According to them, the exploration regulation gives authority to the Minister of Lands, Mines and Energy to issue exploration license and to enter into exploration agreement to explore for minerals in Liberia.
Such exploration license or agreement, they alleged, did not necessarily require the execution of a concession agreement (Mineral Development Agreement) until such time that the ministry is satisfied that it has found commercial quantity of the minerals and wants to explore it for the benefit of the ministry and that of the country.
This, they claimed, shows that there was no motivation for the defendants to commit the crimes for which they have been indicted.
“Section 75 of the 2010 Revised and Amended PPCC Act, which the indictment alleges that we wanted included into that law, was already included and so there was absolutely no basis for that allegation. The Minister of Lands, Mines and Energy has the authority to issue exploration license for non-bidding areas and it was already covered by the Exploration Regulation,” they argued, adding, “All that the 2010 Restated and Amended PPCC Act did was to make the minister’s authority a matter of law, so as to be able to justify the overriding of the 2005 Act.”
More than that, Section 75 of the 2010 Restated and Amended PPCC Act can only be implemented in conjunction with Sections 82 and 95 of that law, they said.
They further explained that the two sections clearly reveal that the grant of an exploration license or exploration agreement for a non-bidding area to a person is not done exclusively by the minister, but that the Inter Ministerial Concession Commission (IMCC) plays a very significant role in that process.
The IMCC, they explained “provides a check and balance role to ensure transparency, and impartiality also laid a premise of “First-Come-First Served Principle,” which is a fundamental basis for exercising the authority of Section 75.
“That is, the first person who applies for an exploration license or exploration agreement for a non-bidding area shall be given the first opportunity for exercise of Section 75’s authority,” Sherman’s lawyers clarified.
Under a parity of reasoning, they argued whether “it can be arguably submitted that bribery was committed to get Section 75 inserted into the 2010 Restated and Amended PPCC Act, when Sections 82 and 95 of that same law removes all description from the minister to provide check and balance authority to the IMCC, while still the ‘First-Come-First-Serve Principle’ is applicable.”
They continued, “Also the fact is, insofar as the Wolozigi Mountain was concerned, before Sable Mining presented an expression of interest, the other companies, Capital Mining and China Henan International Corporation Group had submitted their expressions of interest.
“And by the time of the enactment of the 2010 Restated and Amended PPC Act in September 2010, there were twelve expressions of interest for the same Wolozigi Mountain.
“It is impossible that the defendants would pay and receive bribe to give the force of law to what was already in existence in the form of regulation in August 2010, and for which a form of regulation agreement existed back in March 2010,” they said.

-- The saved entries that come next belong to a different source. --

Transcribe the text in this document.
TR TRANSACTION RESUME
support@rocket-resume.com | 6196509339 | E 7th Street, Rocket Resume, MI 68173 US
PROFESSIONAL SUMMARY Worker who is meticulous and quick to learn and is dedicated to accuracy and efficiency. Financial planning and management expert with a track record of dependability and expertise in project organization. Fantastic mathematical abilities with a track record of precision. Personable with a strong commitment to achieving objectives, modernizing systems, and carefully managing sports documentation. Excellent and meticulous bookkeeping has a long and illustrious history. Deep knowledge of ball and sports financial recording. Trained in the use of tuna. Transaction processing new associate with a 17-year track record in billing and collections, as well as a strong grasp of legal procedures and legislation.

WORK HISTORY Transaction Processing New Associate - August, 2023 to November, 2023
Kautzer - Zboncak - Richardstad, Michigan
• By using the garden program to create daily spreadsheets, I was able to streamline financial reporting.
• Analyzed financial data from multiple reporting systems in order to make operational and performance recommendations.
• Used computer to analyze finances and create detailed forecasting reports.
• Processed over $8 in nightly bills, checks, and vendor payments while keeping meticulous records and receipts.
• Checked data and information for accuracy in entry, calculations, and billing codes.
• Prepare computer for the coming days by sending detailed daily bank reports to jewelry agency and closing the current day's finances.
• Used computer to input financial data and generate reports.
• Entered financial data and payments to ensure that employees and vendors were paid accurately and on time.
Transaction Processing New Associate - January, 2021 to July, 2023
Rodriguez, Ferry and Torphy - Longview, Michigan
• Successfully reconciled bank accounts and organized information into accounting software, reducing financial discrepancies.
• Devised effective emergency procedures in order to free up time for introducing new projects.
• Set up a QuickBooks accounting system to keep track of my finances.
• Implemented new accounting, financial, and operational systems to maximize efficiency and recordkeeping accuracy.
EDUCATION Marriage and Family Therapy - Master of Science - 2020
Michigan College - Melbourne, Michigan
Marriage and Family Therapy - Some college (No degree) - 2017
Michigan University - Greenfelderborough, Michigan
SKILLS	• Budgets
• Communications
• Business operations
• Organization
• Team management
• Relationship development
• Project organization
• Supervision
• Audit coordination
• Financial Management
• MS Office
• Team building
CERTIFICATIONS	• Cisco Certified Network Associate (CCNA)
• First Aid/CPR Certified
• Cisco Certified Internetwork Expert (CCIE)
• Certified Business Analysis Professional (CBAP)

They argued further that “This simply means that there was no law that the defendants wanted to change for which bribes in excess of US$900,000 was given by Sable Mining.”
More than that, they argued, “even the government has stated in reaction of the Global Witness Report that the Wologizi Mountain was never out for tender and that no one ever spoke of tendering the mountain.
“And for the uncertainty and lack of particularity and specificity in the indictment we plead for it to be dismissed,” they suggested.
Prosecutors are yet to respond to Sherman’s request to dismiss his indictment.